Ian Liddell-Grainger says it is vital that more water is penned in Wimbleball Lake, on Exmoor, as the effects of climate change become ever more alarming.
The reservoir was built in response to the 1976 drought but after a hot, dry summer is only at 17 per cent capacity - a level not seen since its original impounding.
And despite owner South West Water pinning hopes of refilling it on heavy winter rains there are fears that households across a wide swathe of Devon and Somerset could face rationing next year if they fail to arrive.
Mr Liddell-Grainger, MP for Bridgwater and West Somerset, said the company must implement contingency plans and add ten feet to the height of the 160-foot dam wall.
“The original design of the Wimbleball dam allowed for this to happen at some future point and in my opinion that point has now been reached,” he said.
“Wimbleball was the last major storage facility to be built in the southwest and it is clear that in its present form it is inadequate to meet the increased demands from thousands of new homes, particularly during prolonged hot, dry weather.”
Mr Liddell-Grainger said when it was constructed the concept of global warming was hardly on the agenda.
“In fact scientific opinion at the time suggested we were far more likely to be heading for another ice age,” he said.
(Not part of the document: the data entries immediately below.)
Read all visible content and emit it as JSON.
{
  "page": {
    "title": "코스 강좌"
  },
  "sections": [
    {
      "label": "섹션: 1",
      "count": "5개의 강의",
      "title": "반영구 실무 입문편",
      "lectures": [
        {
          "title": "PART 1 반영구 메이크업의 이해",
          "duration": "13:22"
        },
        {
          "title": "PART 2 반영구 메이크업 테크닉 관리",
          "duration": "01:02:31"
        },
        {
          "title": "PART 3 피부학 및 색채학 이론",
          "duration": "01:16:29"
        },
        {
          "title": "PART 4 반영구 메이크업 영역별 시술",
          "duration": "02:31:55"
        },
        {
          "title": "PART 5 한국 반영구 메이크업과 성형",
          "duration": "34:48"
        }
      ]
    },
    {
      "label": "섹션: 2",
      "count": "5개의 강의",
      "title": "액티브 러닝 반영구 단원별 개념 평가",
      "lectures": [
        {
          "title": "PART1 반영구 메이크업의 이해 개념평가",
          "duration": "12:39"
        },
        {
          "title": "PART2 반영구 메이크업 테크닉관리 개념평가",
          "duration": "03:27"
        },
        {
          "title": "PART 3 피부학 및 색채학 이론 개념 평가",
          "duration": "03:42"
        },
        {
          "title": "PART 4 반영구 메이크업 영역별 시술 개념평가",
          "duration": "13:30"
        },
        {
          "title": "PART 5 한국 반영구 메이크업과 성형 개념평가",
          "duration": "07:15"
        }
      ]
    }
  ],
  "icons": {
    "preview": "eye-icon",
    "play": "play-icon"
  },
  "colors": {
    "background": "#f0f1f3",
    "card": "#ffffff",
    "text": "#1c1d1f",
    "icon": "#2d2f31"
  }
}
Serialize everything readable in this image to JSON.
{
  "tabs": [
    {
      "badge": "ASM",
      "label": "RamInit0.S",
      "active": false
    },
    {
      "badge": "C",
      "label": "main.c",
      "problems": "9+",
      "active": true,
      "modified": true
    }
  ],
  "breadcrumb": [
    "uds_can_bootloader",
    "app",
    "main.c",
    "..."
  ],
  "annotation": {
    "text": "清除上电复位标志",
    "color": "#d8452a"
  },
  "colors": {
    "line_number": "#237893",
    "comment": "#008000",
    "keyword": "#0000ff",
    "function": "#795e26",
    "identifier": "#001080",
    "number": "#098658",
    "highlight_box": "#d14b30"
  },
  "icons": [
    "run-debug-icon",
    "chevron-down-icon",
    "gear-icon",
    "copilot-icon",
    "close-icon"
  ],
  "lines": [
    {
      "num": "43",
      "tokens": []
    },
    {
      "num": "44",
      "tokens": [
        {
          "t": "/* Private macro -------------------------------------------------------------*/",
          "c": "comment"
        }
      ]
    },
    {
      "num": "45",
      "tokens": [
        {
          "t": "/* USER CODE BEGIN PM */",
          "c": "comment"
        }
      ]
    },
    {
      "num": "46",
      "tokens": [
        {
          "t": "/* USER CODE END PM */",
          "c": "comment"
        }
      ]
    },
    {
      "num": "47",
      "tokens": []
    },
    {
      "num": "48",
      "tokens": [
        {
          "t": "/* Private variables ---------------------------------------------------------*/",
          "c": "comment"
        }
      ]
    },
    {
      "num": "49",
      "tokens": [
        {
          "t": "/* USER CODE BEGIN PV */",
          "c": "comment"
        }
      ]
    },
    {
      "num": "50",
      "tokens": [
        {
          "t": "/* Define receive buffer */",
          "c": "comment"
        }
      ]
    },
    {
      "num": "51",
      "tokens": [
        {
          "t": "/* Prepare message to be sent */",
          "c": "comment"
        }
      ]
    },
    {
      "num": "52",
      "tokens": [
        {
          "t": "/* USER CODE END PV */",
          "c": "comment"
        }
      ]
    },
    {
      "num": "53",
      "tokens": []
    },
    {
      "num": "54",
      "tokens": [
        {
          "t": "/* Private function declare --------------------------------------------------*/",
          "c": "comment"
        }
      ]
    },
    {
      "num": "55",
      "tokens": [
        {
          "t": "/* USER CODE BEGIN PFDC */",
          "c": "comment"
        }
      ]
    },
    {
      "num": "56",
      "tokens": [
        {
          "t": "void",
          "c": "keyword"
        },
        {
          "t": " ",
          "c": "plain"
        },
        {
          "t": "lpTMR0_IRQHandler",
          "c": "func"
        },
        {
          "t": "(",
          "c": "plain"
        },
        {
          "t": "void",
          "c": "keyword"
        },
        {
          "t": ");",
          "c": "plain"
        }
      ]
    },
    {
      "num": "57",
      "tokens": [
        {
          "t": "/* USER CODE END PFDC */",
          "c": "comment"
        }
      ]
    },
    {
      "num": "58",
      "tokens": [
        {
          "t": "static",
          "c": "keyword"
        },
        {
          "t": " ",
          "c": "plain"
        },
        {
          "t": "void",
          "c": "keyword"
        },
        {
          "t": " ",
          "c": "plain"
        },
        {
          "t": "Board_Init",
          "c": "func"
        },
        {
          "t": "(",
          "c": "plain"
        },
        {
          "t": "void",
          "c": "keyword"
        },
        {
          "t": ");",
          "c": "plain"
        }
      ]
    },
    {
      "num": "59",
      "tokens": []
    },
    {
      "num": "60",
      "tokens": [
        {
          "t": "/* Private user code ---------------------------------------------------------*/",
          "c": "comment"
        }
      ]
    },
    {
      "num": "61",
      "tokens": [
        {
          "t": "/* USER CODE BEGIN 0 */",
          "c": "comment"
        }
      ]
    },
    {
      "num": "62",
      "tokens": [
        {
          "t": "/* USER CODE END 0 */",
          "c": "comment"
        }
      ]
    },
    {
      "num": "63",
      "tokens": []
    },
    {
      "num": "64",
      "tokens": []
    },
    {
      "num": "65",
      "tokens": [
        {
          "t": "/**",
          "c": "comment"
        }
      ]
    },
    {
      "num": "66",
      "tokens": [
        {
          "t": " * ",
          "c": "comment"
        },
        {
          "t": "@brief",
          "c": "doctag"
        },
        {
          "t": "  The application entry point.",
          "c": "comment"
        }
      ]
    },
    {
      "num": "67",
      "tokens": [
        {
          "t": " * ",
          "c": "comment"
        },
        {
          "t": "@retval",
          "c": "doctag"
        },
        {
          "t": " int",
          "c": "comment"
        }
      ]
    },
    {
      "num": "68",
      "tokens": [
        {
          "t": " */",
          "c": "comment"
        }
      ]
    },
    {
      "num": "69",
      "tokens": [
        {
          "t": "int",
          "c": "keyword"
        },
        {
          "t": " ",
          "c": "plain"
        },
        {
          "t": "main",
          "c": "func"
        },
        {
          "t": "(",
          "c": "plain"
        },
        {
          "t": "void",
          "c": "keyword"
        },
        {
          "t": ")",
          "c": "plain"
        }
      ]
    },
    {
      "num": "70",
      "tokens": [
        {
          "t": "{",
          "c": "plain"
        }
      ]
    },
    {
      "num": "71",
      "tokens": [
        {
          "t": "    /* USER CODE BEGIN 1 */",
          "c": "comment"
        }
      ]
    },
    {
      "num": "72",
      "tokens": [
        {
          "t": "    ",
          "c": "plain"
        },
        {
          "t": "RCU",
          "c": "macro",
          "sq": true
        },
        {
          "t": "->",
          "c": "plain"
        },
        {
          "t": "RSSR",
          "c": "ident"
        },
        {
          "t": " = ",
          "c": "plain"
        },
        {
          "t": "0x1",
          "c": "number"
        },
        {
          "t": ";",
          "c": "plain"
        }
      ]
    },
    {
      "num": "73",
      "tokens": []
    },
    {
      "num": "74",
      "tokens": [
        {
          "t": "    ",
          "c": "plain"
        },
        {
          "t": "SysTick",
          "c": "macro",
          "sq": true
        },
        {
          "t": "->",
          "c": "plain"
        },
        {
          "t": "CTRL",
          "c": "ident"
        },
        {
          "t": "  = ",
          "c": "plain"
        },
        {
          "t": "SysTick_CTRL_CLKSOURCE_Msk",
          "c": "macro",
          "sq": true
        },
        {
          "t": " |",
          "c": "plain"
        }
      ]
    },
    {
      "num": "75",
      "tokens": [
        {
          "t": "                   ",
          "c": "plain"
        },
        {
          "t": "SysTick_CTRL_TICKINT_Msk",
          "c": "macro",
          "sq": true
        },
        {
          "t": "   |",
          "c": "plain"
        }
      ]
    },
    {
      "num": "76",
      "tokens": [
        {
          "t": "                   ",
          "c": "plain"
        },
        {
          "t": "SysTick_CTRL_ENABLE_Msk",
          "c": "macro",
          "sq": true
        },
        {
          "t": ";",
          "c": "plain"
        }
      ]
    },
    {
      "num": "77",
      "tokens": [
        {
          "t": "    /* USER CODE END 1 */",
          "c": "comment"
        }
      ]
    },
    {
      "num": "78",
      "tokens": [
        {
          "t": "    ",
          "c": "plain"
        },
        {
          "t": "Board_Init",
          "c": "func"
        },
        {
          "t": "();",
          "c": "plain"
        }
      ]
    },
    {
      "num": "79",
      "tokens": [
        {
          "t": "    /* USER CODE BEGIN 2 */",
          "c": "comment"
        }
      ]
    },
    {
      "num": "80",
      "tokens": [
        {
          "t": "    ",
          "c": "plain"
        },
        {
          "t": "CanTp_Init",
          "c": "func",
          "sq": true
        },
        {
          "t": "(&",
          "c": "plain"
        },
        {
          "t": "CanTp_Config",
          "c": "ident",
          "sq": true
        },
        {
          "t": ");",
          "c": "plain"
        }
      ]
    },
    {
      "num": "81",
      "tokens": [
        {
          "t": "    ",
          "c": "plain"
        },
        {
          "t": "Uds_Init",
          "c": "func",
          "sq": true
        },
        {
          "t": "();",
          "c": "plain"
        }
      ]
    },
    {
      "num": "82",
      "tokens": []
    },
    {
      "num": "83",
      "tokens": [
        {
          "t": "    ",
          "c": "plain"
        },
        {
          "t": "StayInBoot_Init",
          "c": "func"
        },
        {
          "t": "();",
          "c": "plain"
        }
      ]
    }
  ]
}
“That scenario changed when scientists began to go public on the warming challenges in the 80s and 90s. The worrying aspect is that not only are the changes they forecast underway, they are happening far more rapidly than all but the most pessimistic of them predicted.
“It is clear that summers of the kind we have had are likely to become the norm from now on and if the same applies to the dry springs we have also been experiencing then we are going to need to capture every last drop of rain that falls.”
Mr Liddell-Grainger said a scheme to raise the height of the dam wall could be achieved relatively quickly and inexpensively.
“But it will only buy us some time,” he said.
“In the long term we are going to need to vastly increase water storage in this region and every other and the water companies are going to have to start immediately investing in major reservoir-building - as it was intended they would when water privatisation took place.”